Mon Jun 28 06:44:15 PDT 2010

Hello, being a newbie myself I've just recently worked through all these 
questions myself, here's what I've learned..

On 6/26/2010 2:13 PM, Emmanuel Noobadmin wrote:
> I'm looking at using Lustre to implement a centralized storage for
> several virtualized machines. The key consideration being reliability
> and ease of increasing/replacing capacity.
Increasing capacity is easy, replacing it will take some practice and 
careful reading of the manual and the mailing list archives.
> However, I'm still quite confused and haven't read the manual fully
> because I'm tripping on this: what exactly happens if a piece of
> hardware fails?
> Perhaps it's because I haven't yet tried to setup Lustre so the terms
> used don't quite translate for me yet. So I'll appreciate some newbie
> hand holding here :)
>
> For example, if I have a simple 5 machine cluster, one MDS/MDTand one
> failover MDS/MDT. Three OSS/OST machines with 4 drives each, for 2
> sets of MD Raid 1 block devices and so total of 6 OST if I didn't
> understand the term wrongly.
Think you understood it correctly there.
> What happens if one of the OSS/OST dies, say motherboard failure?
> Because the manual mentions data striping across multiple OST, it
> sounds like either networked RAID 0 or RAID 5.
networked RAID 0 is the closest analogy.
> In the case of network RAID 0, a single machine failure means the
> whole cluster is dead. It doesn't seem to make sense for Lustre to
> fail in this manner. Where as if Lustre implements network RAID 5, the
> cluster would continue to serve all data despite the dead machine.
This is why the manual points out that it's important to have reliable 
hardware on the back-end.  I would strongly suggest a SAN/NAS solution 
or at least a well-tested and executed backup strategy.
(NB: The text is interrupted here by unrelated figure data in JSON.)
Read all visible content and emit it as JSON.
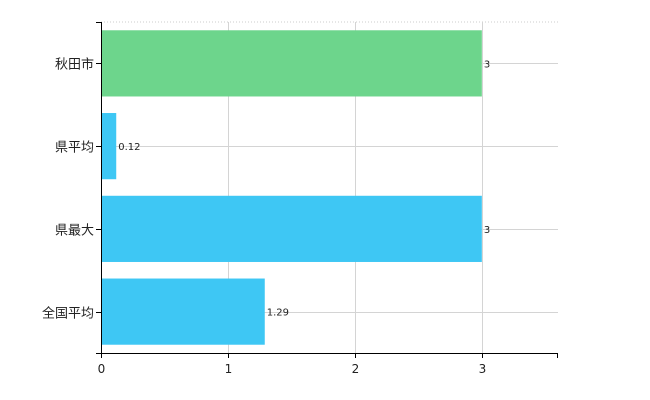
{
  "chart_data": {
    "type": "bar",
    "orientation": "horizontal",
    "categories": [
      "秋田市",
      "県平均",
      "県最大",
      "全国平均"
    ],
    "values": [
      3,
      0.12,
      3,
      1.29
    ],
    "value_labels": [
      "3",
      "0.12",
      "3",
      "1.29"
    ],
    "bar_colors": [
      "#6dd58c",
      "#3ec7f4",
      "#3ec7f4",
      "#3ec7f4"
    ],
    "xlim": [
      0,
      3.6
    ],
    "x_ticks": [
      0,
      1,
      2,
      3
    ],
    "x_tick_labels": [
      "0",
      "1",
      "2",
      "3"
    ],
    "grid": true,
    "legend": "none"
  }
}
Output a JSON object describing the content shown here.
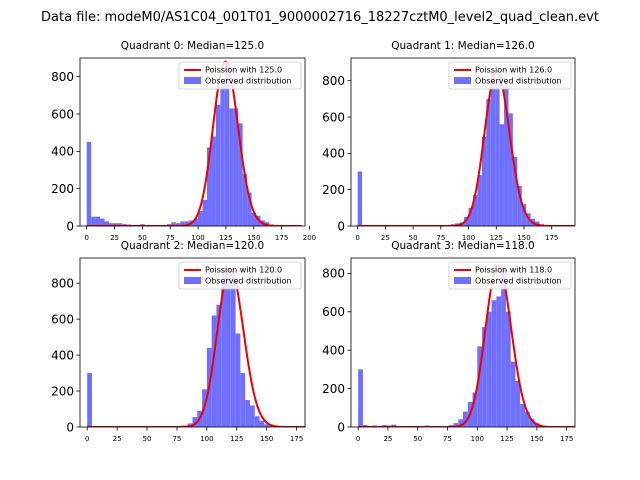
{
  "suptitle": "Data file: modeM0/AS1C04_001T01_9000002716_18227cztM0_level2_quad_clean.evt",
  "colors": {
    "observed": "#7070ff",
    "poisson": "#ee0000"
  },
  "chart_data": [
    {
      "type": "histogram",
      "title": "Quadrant 0: Median=125.0",
      "median": 125.0,
      "xlim": [
        -6,
        196
      ],
      "ylim": [
        0,
        900
      ],
      "xticks": [
        0,
        25,
        50,
        75,
        100,
        125,
        150,
        175,
        200
      ],
      "yticks": [
        0,
        200,
        400,
        600,
        800
      ],
      "bin_width": 4,
      "bins": [
        [
          0,
          450
        ],
        [
          4,
          50
        ],
        [
          8,
          50
        ],
        [
          12,
          40
        ],
        [
          16,
          25
        ],
        [
          20,
          15
        ],
        [
          24,
          15
        ],
        [
          28,
          15
        ],
        [
          32,
          10
        ],
        [
          36,
          8
        ],
        [
          40,
          5
        ],
        [
          44,
          5
        ],
        [
          48,
          10
        ],
        [
          52,
          5
        ],
        [
          56,
          5
        ],
        [
          60,
          5
        ],
        [
          64,
          5
        ],
        [
          68,
          5
        ],
        [
          72,
          10
        ],
        [
          76,
          20
        ],
        [
          80,
          15
        ],
        [
          84,
          25
        ],
        [
          88,
          25
        ],
        [
          92,
          30
        ],
        [
          96,
          40
        ],
        [
          100,
          80
        ],
        [
          104,
          140
        ],
        [
          108,
          420
        ],
        [
          112,
          480
        ],
        [
          116,
          650
        ],
        [
          120,
          780
        ],
        [
          124,
          880
        ],
        [
          128,
          630
        ],
        [
          132,
          630
        ],
        [
          136,
          550
        ],
        [
          140,
          280
        ],
        [
          144,
          180
        ],
        [
          148,
          70
        ],
        [
          152,
          55
        ],
        [
          156,
          30
        ],
        [
          160,
          20
        ],
        [
          164,
          8
        ],
        [
          168,
          4
        ],
        [
          172,
          3
        ],
        [
          176,
          2
        ],
        [
          180,
          1
        ],
        [
          184,
          1
        ]
      ],
      "legend": {
        "poisson": "Poission with 125.0",
        "observed": "Observed distribution"
      }
    },
    {
      "type": "histogram",
      "title": "Quadrant 1: Median=126.0",
      "median": 126.0,
      "xlim": [
        -6,
        196
      ],
      "ylim": [
        0,
        925
      ],
      "xticks": [
        0,
        25,
        50,
        75,
        100,
        125,
        150,
        175
      ],
      "yticks": [
        0,
        200,
        400,
        600,
        800
      ],
      "bin_width": 4,
      "bins": [
        [
          0,
          300
        ],
        [
          4,
          4
        ],
        [
          8,
          3
        ],
        [
          12,
          3
        ],
        [
          16,
          2
        ],
        [
          20,
          2
        ],
        [
          24,
          2
        ],
        [
          28,
          2
        ],
        [
          32,
          2
        ],
        [
          36,
          2
        ],
        [
          40,
          2
        ],
        [
          44,
          2
        ],
        [
          48,
          2
        ],
        [
          52,
          2
        ],
        [
          56,
          2
        ],
        [
          60,
          2
        ],
        [
          64,
          2
        ],
        [
          68,
          2
        ],
        [
          72,
          3
        ],
        [
          76,
          3
        ],
        [
          80,
          5
        ],
        [
          84,
          10
        ],
        [
          88,
          15
        ],
        [
          92,
          20
        ],
        [
          96,
          50
        ],
        [
          100,
          100
        ],
        [
          104,
          170
        ],
        [
          108,
          280
        ],
        [
          112,
          490
        ],
        [
          116,
          700
        ],
        [
          120,
          850
        ],
        [
          124,
          800
        ],
        [
          128,
          560
        ],
        [
          132,
          770
        ],
        [
          136,
          620
        ],
        [
          140,
          380
        ],
        [
          144,
          220
        ],
        [
          148,
          120
        ],
        [
          152,
          70
        ],
        [
          156,
          40
        ],
        [
          160,
          25
        ],
        [
          164,
          10
        ],
        [
          168,
          5
        ],
        [
          172,
          3
        ],
        [
          176,
          2
        ]
      ],
      "legend": {
        "poisson": "Poission with 126.0",
        "observed": "Observed distribution"
      }
    },
    {
      "type": "histogram",
      "title": "Quadrant 2: Median=120.0",
      "median": 120.0,
      "xlim": [
        -6,
        182
      ],
      "ylim": [
        0,
        940
      ],
      "xticks": [
        0,
        25,
        50,
        75,
        100,
        125,
        150,
        175
      ],
      "yticks": [
        0,
        200,
        400,
        600,
        800
      ],
      "bin_width": 4,
      "bins": [
        [
          0,
          300
        ],
        [
          4,
          3
        ],
        [
          8,
          2
        ],
        [
          12,
          2
        ],
        [
          16,
          2
        ],
        [
          20,
          2
        ],
        [
          24,
          2
        ],
        [
          28,
          2
        ],
        [
          32,
          2
        ],
        [
          36,
          2
        ],
        [
          40,
          2
        ],
        [
          44,
          2
        ],
        [
          48,
          2
        ],
        [
          52,
          2
        ],
        [
          56,
          2
        ],
        [
          60,
          2
        ],
        [
          64,
          2
        ],
        [
          68,
          2
        ],
        [
          72,
          3
        ],
        [
          76,
          4
        ],
        [
          80,
          8
        ],
        [
          84,
          20
        ],
        [
          88,
          55
        ],
        [
          92,
          90
        ],
        [
          96,
          210
        ],
        [
          100,
          440
        ],
        [
          104,
          620
        ],
        [
          108,
          680
        ],
        [
          112,
          880
        ],
        [
          116,
          880
        ],
        [
          120,
          850
        ],
        [
          124,
          520
        ],
        [
          128,
          300
        ],
        [
          132,
          150
        ],
        [
          136,
          120
        ],
        [
          140,
          60
        ],
        [
          144,
          35
        ],
        [
          148,
          15
        ],
        [
          152,
          8
        ],
        [
          156,
          4
        ],
        [
          160,
          2
        ],
        [
          164,
          1
        ],
        [
          168,
          1
        ]
      ],
      "legend": {
        "poisson": "Poission with 120.0",
        "observed": "Observed distribution"
      }
    },
    {
      "type": "histogram",
      "title": "Quadrant 3: Median=118.0",
      "median": 118.0,
      "xlim": [
        -6,
        182
      ],
      "ylim": [
        0,
        880
      ],
      "xticks": [
        0,
        25,
        50,
        75,
        100,
        125,
        150,
        175
      ],
      "yticks": [
        0,
        200,
        400,
        600,
        800
      ],
      "bin_width": 4,
      "bins": [
        [
          0,
          300
        ],
        [
          4,
          10
        ],
        [
          8,
          5
        ],
        [
          12,
          8
        ],
        [
          16,
          5
        ],
        [
          20,
          10
        ],
        [
          24,
          8
        ],
        [
          28,
          12
        ],
        [
          32,
          5
        ],
        [
          36,
          4
        ],
        [
          40,
          4
        ],
        [
          44,
          4
        ],
        [
          48,
          4
        ],
        [
          52,
          4
        ],
        [
          56,
          8
        ],
        [
          60,
          5
        ],
        [
          64,
          4
        ],
        [
          68,
          4
        ],
        [
          72,
          5
        ],
        [
          76,
          10
        ],
        [
          80,
          20
        ],
        [
          84,
          40
        ],
        [
          88,
          80
        ],
        [
          92,
          130
        ],
        [
          96,
          180
        ],
        [
          100,
          420
        ],
        [
          104,
          520
        ],
        [
          108,
          600
        ],
        [
          112,
          660
        ],
        [
          116,
          680
        ],
        [
          120,
          840
        ],
        [
          124,
          600
        ],
        [
          128,
          340
        ],
        [
          132,
          240
        ],
        [
          136,
          120
        ],
        [
          140,
          80
        ],
        [
          144,
          40
        ],
        [
          148,
          20
        ],
        [
          152,
          8
        ],
        [
          156,
          4
        ],
        [
          160,
          2
        ],
        [
          164,
          1
        ]
      ],
      "legend": {
        "poisson": "Poission with 118.0",
        "observed": "Observed distribution"
      }
    }
  ]
}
> Yet the manual warns that Lustre does not have redundancy and relies
> entirely on some kind of hardware RAID being used. So it seems to
> imply that the network RAID 0 is what's implemented.
>
Yup.
> This appears to be the case given the example in the manual of a
> simple combined MGS/MDT with two OSS/OST which uses the same fsname
> "temp" for the OSTs, which then combines the two 16MB OST into a
> single 30MB block device mounted as /lustre on the client.
>
> Does this then mean that if I want redundancy on the storage, I would
> basically need to have a failover machine for every OSS/OST?
>
Correct, however if you are using a 5 node cluster 2 mgs/mds and 3 oss 
then the 3 oss servers could be configured to back each other up in the 
event of a failure, assuming you were using a SAN/NAS solution for the 
storage.  If not then I would recommend extra drives in each machine 
that a backup of the failed OST could be restored to.
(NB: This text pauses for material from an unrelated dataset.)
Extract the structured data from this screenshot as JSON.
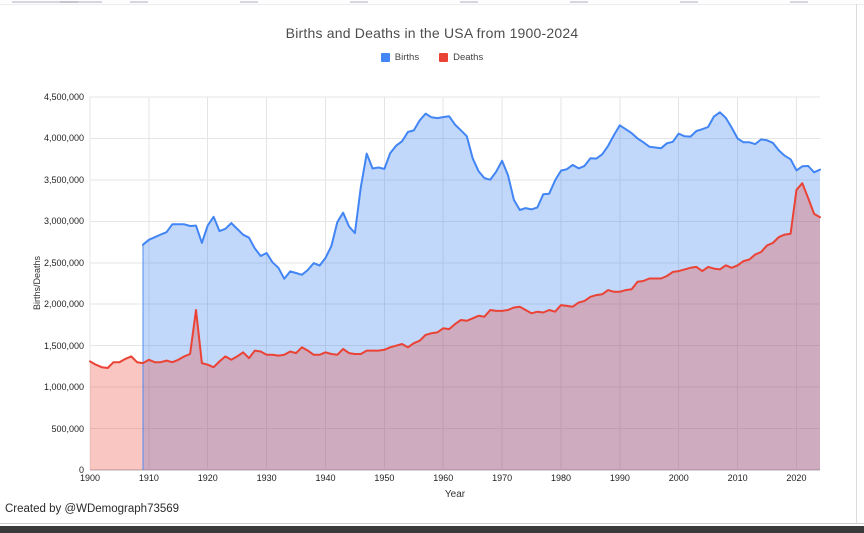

> I'm also confused because the manual says an OST is a block device
> such as /dev/sda1 but OSS can be configured to provide failover
> services. But if the OSS machine which houses the OST dies, how would
> another OSS take over anyway since it would not be able to access the
> other set of data?
>
> Or does that mean this functionality is only available if the OST in
> the cluster are standalone SAN devices?
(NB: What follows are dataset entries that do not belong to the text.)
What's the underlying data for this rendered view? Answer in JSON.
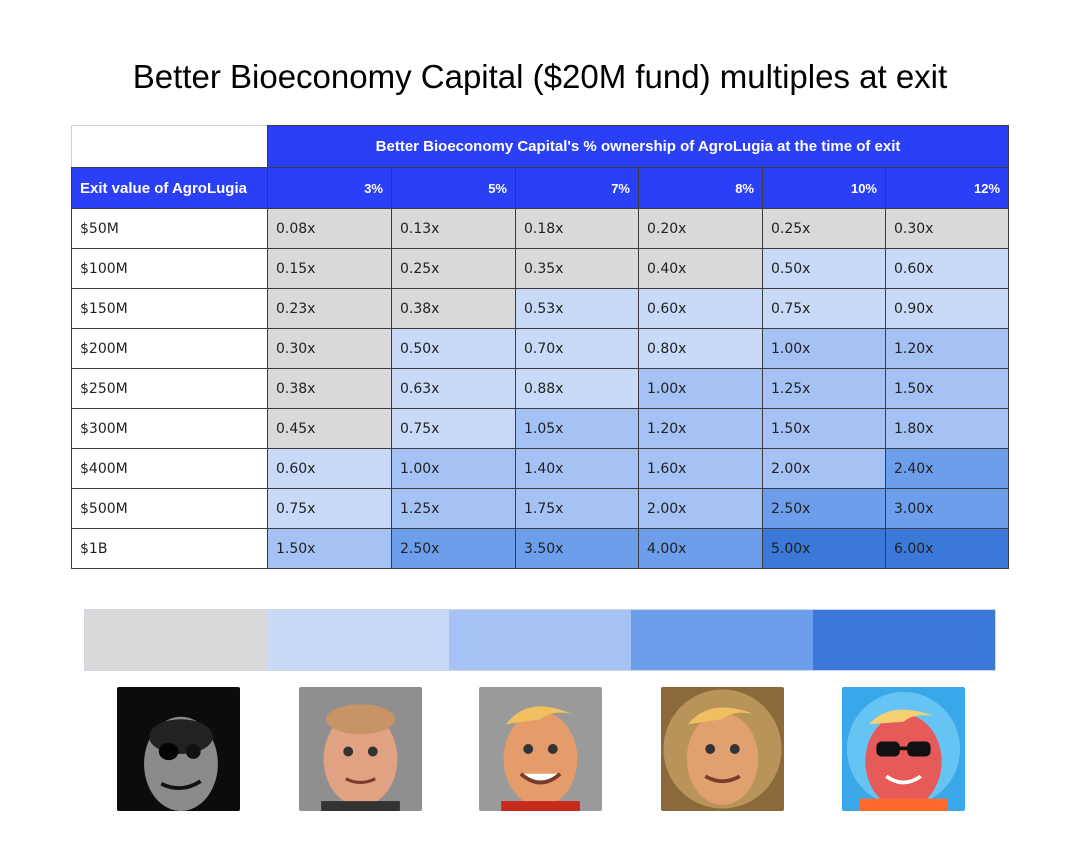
{
  "title": "Better Bioeconomy Capital ($20M fund) multiples at exit",
  "table": {
    "super_header": "Better Bioeconomy Capital's % ownership of AgroLugia at the time of exit",
    "row_header": "Exit value of AgroLugia",
    "columns": [
      "3%",
      "5%",
      "7%",
      "8%",
      "10%",
      "12%"
    ],
    "rows": [
      {
        "label": "$50M",
        "cells": [
          "0.08x",
          "0.13x",
          "0.18x",
          "0.20x",
          "0.25x",
          "0.30x"
        ],
        "tiers": [
          0,
          0,
          0,
          0,
          0,
          0
        ]
      },
      {
        "label": "$100M",
        "cells": [
          "0.15x",
          "0.25x",
          "0.35x",
          "0.40x",
          "0.50x",
          "0.60x"
        ],
        "tiers": [
          0,
          0,
          0,
          0,
          1,
          1
        ]
      },
      {
        "label": "$150M",
        "cells": [
          "0.23x",
          "0.38x",
          "0.53x",
          "0.60x",
          "0.75x",
          "0.90x"
        ],
        "tiers": [
          0,
          0,
          1,
          1,
          1,
          1
        ]
      },
      {
        "label": "$200M",
        "cells": [
          "0.30x",
          "0.50x",
          "0.70x",
          "0.80x",
          "1.00x",
          "1.20x"
        ],
        "tiers": [
          0,
          1,
          1,
          1,
          2,
          2
        ]
      },
      {
        "label": "$250M",
        "cells": [
          "0.38x",
          "0.63x",
          "0.88x",
          "1.00x",
          "1.25x",
          "1.50x"
        ],
        "tiers": [
          0,
          1,
          1,
          2,
          2,
          2
        ]
      },
      {
        "label": "$300M",
        "cells": [
          "0.45x",
          "0.75x",
          "1.05x",
          "1.20x",
          "1.50x",
          "1.80x"
        ],
        "tiers": [
          0,
          1,
          2,
          2,
          2,
          2
        ]
      },
      {
        "label": "$400M",
        "cells": [
          "0.60x",
          "1.00x",
          "1.40x",
          "1.60x",
          "2.00x",
          "2.40x"
        ],
        "tiers": [
          1,
          2,
          2,
          2,
          2,
          3
        ]
      },
      {
        "label": "$500M",
        "cells": [
          "0.75x",
          "1.25x",
          "1.75x",
          "2.00x",
          "2.50x",
          "3.00x"
        ],
        "tiers": [
          1,
          2,
          2,
          2,
          3,
          3
        ]
      },
      {
        "label": "$1B",
        "cells": [
          "1.50x",
          "2.50x",
          "3.50x",
          "4.00x",
          "5.00x",
          "6.00x"
        ],
        "tiers": [
          2,
          3,
          3,
          3,
          4,
          4
        ]
      }
    ]
  },
  "colors": {
    "header_blue": "#2a3ff6",
    "tiers": [
      "#d9d9d9",
      "#c9daf8",
      "#a4c2f4",
      "#6d9eeb",
      "#3c78d8"
    ]
  },
  "legend_faces": [
    {
      "name": "uncanny-face-icon",
      "tier": 0
    },
    {
      "name": "plain-face-icon",
      "tier": 1
    },
    {
      "name": "smiling-face-icon",
      "tier": 2
    },
    {
      "name": "glowing-face-icon",
      "tier": 3
    },
    {
      "name": "sunglasses-face-icon",
      "tier": 4
    }
  ]
}
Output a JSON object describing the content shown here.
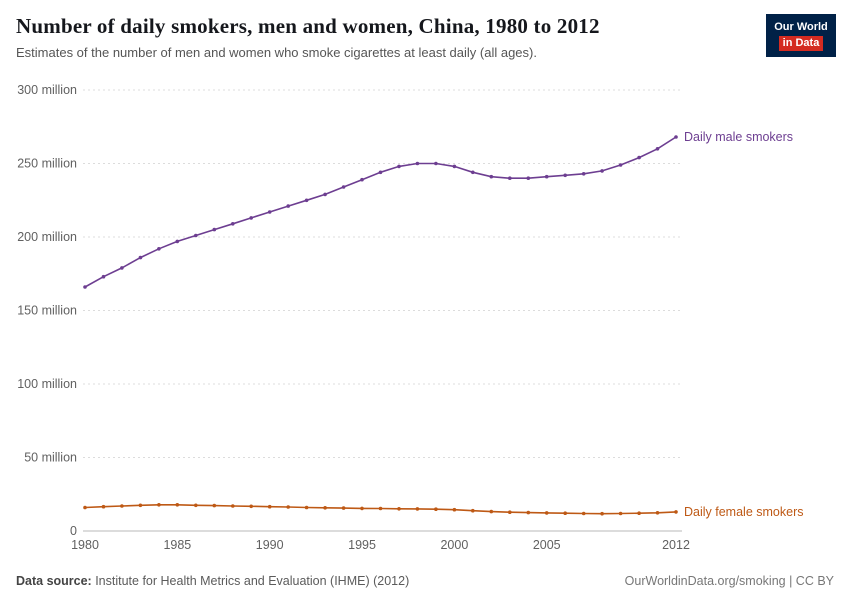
{
  "header": {
    "title": "Number of daily smokers, men and women, China, 1980 to 2012",
    "subtitle": "Estimates of the number of men and women who smoke cigarettes at least daily (all ages).",
    "logo": {
      "line1": "Our World",
      "line2": "in Data",
      "bg": "#002147",
      "accent": "#d42b21"
    }
  },
  "chart_data": {
    "type": "line",
    "title": "Number of daily smokers, men and women, China, 1980 to 2012",
    "xlabel": "",
    "ylabel": "",
    "unit": "million",
    "grid": "dashed-horizontal",
    "legend_position": "end-of-line-labels",
    "xlim": [
      1980,
      2012
    ],
    "ylim": [
      0,
      300
    ],
    "x_ticks": [
      1980,
      1985,
      1990,
      1995,
      2000,
      2005,
      2012
    ],
    "y_ticks": [
      0,
      50,
      100,
      150,
      200,
      250,
      300
    ],
    "y_tick_labels": [
      "0",
      "50 million",
      "100 million",
      "150 million",
      "200 million",
      "250 million",
      "300 million"
    ],
    "x": [
      1980,
      1981,
      1982,
      1983,
      1984,
      1985,
      1986,
      1987,
      1988,
      1989,
      1990,
      1991,
      1992,
      1993,
      1994,
      1995,
      1996,
      1997,
      1998,
      1999,
      2000,
      2001,
      2002,
      2003,
      2004,
      2005,
      2006,
      2007,
      2008,
      2009,
      2010,
      2011,
      2012
    ],
    "series": [
      {
        "name": "Daily male smokers",
        "color": "#6d3e91",
        "values": [
          166,
          173,
          179,
          186,
          192,
          197,
          201,
          205,
          209,
          213,
          217,
          221,
          225,
          229,
          234,
          239,
          244,
          248,
          250,
          250,
          248,
          244,
          241,
          240,
          240,
          241,
          242,
          243,
          245,
          249,
          254,
          260,
          268
        ]
      },
      {
        "name": "Daily female smokers",
        "color": "#be5915",
        "values": [
          16,
          16.5,
          17,
          17.5,
          17.8,
          17.8,
          17.5,
          17.3,
          17,
          16.8,
          16.5,
          16.3,
          16,
          15.8,
          15.6,
          15.4,
          15.3,
          15.1,
          15,
          14.8,
          14.5,
          13.8,
          13.2,
          12.8,
          12.5,
          12.3,
          12.1,
          11.9,
          11.8,
          11.9,
          12.1,
          12.4,
          13
        ]
      }
    ]
  },
  "footer": {
    "source_label": "Data source:",
    "source_text": " Institute for Health Metrics and Evaluation (IHME) (2012)",
    "link_text": "OurWorldinData.org/smoking | CC BY"
  }
}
This would be the most advisable hardware configuration from my 
experience.  If on the other hand, you have spare hardware for the 
production servers(such as replacement mobo, drives, etc..) then you can 
be fairly safe as long as you ensure that you have a proper RAID 
configuration on your lustre partitions.  You will experience downtime 
while you replace failed core components(mobo, proc, ram, etc), but if 
it's just a RAID member HD, then lustre can keep on truckin.  Downtime 
should only be as long as it takes to replace the part.  We make it a 
point to always have a hot-spare of any core production machine that we 
have in the rack.  So if you only have 5 machines to work with(and no 
NAS/SAN), I would suggest moving to a 4 node Lustre environment and 
keeping the 5th server as a hot-spare.

Good Luck!
-Billy Olson